Так что, когда он только взял жемчужину в руки, его первым порывом было подарить её Сун Жулань. В память о встрече, да и вообще… Но Линьсюань не решился. Чёртовы местные правила этикета, в тонкостях которых он так и не разобрался до конца, но понял главное — что они практически не оставляют места привычной галантности. Можно ли дарить подарки чужой жене? Едва знакомой, к тому же.
Так что пусть жемчужина находится в собственности ордена Линшань. Вот и будет от неё польза.
— Шиди, — похоже, Чжаньцюн смирился с неизбежным, — это необычайно щедрый дар. Благодарю тебя от всего сердца.
И поклонился. Настал черёд Линьсюаня замахать руками.
А вот интересное кино, думал Линьсюань, возвращаясь к себе. До сих пор он как-то не задумывался об этом, но ведь действительно — в ордене он ни за что не отвечал. У всех взрослых мастеров были какие-то обязанности помимо обучения и ночных охот. Ли Баовэнь заведовал орденской казной, Ван Цинфэна можно было назвать управляющим, Шэ Ванъюэ возглавляла целителей, Доу Сюй отвечал за оборону, Синь Гуйфэн — за орденское правосудие, Ли Ломин — за контакты с другими орденами, Лю Цзиньлянь — за организацию праздников. Другие либо помогали этим мастерам, либо занимались чем-то своим: библиотекой, архивами, сбором налогов, приёмом и проверкой докладов от местных властей, находящихся под контролем Линшаня… И только Хэн Линьсюань не занимался ничем, кроме учеников и уничтожения нечисти.
В общем, двусмысленное какое-то положение получается. Нет, нынешнего Линьсюаня оно вполне устраивало, но, если посмотреть со стороны… Любимчик, правая рука главы, а никакой реальной власти нет. Только ли из-за больного самолюбия мастер Хэн строил козни против Ши Чжаньцюна? И только ли из-за этого Мэи выбрали его в качестве объекта вербовки? Интересно, почему так получилось: потому что Чжаньцюн, как бы ни мучился гипертрофированным чувством вины, всё равно понимал — ни к какому реальному делу Хэн Линьсюаня подпускать нельзя? Или, напротив, искренне старался облегчить ему жизнь, наделив всеми правами орденского мастера и избавив от обязанностей?

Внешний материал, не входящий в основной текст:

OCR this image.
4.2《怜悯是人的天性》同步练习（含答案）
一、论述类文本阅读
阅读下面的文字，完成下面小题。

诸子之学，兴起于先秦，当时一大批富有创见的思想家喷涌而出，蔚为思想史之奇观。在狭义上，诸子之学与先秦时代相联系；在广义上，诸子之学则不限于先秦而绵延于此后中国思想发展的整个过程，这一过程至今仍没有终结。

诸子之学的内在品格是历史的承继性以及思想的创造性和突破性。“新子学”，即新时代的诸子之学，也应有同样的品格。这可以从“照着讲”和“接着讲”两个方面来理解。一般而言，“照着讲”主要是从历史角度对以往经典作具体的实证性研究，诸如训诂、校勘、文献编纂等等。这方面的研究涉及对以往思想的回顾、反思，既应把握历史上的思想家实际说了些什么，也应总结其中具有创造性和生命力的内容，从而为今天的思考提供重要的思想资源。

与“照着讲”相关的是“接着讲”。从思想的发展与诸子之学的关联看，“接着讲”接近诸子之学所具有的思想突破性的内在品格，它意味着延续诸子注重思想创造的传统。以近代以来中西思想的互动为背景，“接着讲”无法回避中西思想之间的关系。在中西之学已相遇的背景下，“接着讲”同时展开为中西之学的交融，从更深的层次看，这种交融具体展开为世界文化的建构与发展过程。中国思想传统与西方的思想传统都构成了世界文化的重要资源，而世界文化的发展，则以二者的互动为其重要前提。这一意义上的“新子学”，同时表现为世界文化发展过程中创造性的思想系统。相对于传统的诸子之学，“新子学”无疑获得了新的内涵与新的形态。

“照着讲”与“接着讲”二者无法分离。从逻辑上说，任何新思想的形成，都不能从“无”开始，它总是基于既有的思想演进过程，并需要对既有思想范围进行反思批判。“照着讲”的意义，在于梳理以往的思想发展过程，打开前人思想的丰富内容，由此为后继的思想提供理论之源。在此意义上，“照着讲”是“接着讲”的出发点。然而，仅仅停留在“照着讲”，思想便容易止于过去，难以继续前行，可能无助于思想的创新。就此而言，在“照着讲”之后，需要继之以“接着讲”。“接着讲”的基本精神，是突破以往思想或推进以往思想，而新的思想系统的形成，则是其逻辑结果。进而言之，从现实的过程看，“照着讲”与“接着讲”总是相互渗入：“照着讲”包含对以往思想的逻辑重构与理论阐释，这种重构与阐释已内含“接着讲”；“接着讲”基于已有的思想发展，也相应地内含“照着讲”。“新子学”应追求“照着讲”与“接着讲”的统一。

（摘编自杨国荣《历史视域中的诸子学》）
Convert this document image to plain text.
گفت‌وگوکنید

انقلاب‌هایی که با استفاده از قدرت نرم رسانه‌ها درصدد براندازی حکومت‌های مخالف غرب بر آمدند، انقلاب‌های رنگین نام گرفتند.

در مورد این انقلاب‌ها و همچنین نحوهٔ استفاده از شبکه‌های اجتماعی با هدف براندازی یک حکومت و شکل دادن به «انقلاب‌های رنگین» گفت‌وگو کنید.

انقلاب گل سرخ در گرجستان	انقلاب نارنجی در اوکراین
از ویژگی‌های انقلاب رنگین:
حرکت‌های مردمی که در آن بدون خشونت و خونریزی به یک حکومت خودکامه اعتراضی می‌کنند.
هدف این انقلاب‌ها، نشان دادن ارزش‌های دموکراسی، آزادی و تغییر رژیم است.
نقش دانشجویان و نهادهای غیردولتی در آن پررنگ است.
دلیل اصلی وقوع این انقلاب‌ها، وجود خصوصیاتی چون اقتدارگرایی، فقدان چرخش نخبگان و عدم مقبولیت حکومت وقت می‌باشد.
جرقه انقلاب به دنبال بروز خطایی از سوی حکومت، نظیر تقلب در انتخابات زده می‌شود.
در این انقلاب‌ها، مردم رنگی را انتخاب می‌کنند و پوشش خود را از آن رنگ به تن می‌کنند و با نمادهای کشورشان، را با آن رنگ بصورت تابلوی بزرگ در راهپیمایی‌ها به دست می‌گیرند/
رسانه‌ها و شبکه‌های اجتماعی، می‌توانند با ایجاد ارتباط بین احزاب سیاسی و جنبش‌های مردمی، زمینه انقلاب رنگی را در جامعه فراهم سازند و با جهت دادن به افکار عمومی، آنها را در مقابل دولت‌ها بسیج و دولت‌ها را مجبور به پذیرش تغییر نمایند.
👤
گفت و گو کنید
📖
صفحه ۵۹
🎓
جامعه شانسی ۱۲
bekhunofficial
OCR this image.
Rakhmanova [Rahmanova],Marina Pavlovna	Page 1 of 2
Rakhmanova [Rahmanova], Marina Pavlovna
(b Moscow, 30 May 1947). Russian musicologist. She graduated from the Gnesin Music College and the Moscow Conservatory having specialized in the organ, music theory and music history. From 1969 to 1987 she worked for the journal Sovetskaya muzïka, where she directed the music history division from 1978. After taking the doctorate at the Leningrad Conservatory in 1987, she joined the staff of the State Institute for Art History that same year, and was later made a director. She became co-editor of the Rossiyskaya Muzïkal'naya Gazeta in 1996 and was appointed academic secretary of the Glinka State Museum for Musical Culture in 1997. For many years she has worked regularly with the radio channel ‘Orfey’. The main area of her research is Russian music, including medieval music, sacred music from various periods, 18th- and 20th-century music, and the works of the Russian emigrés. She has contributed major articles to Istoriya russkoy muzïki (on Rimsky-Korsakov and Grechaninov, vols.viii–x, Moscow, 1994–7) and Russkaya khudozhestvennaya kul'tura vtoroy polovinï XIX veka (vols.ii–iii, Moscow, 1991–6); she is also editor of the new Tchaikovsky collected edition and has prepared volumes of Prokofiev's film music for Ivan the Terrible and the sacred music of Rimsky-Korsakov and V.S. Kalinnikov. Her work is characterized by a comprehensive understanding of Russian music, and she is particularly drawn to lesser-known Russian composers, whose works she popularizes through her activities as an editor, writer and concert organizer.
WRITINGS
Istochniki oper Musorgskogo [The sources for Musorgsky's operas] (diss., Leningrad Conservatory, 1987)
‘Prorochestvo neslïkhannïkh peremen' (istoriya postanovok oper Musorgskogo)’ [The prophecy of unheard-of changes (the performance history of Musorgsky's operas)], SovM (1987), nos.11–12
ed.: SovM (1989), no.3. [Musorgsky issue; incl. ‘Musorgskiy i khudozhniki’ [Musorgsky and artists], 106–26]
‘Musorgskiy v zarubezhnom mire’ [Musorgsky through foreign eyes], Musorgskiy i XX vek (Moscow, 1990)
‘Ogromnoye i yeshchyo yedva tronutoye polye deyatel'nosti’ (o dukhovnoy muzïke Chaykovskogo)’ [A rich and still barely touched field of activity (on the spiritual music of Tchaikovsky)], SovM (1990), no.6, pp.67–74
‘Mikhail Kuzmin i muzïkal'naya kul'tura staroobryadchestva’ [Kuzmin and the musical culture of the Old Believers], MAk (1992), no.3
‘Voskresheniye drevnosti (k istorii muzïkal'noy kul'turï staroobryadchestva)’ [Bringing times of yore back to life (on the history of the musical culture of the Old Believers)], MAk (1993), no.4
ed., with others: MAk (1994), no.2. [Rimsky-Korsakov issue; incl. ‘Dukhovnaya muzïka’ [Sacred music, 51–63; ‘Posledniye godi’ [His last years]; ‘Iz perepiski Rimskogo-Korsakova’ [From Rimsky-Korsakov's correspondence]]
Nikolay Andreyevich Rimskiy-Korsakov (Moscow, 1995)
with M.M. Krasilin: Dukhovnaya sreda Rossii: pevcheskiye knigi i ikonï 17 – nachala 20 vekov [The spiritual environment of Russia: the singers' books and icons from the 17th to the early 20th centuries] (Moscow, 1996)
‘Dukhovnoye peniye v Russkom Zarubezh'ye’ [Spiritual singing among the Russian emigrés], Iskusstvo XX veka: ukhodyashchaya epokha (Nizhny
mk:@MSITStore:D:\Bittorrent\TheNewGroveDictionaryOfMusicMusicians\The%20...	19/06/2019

Или всё дело в том, что Небесно-Рассветная автор не удосужилась прописать злодею какое-нибудь занятие? Но обязанности той же Лю Цзиньлянь тоже не были упомянуты, о них Линьсюань узнал уже оказавшись здесь. Даже если этот мир и был создан чьим-то воображением, он оказался достаточно объёмен, чтобы не ограничиваться тем, что попало на страницы книги. Так что объяснение не катило.
Ай, ладно, не всё ли равно.
В доме Линьсюаня было тихо и чисто — убиравшиеся ученики уже всё сделали и ушли. Он вытащил жемчужину, набросал пару строк для Ли Баовэня, начертил на обороте листа пару знаков и принялся складывать из записки бумажную птичку. Небольшое вливание ци, и птичка подскочила на треугольные ножки, подхватила ими, как пингвин яйцо, жемчужину и, взмахнув крыльями, устремилась в окно. Линьсюань поднялся и прошёлся по комнате, остановился перед зеркалом. Свою длинную, азиатскую физиономию он видел достаточно редко, зеркальных поверхностей здесь было куда меньше, чем на матушке-Земле двадцать первого века. Возможно поэтому, пытаясь представить порой, как он выглядит со стороны, Линьсюань мысленным взором то и дело видел себя прежним — стопроцентным славянином с русым ёжиком и пробивающейся к вечеру щетиной. У этого тела борода почти не росла, бриться можно было через день или даже через два. Удобно, что ни говори.
Ладно, чем погружаться в воспоминания, лучше заняться чем-нибудь полезным. Потренироваться с мечом, помедитировать или проверить, что там ученики написали в последнем сочинении.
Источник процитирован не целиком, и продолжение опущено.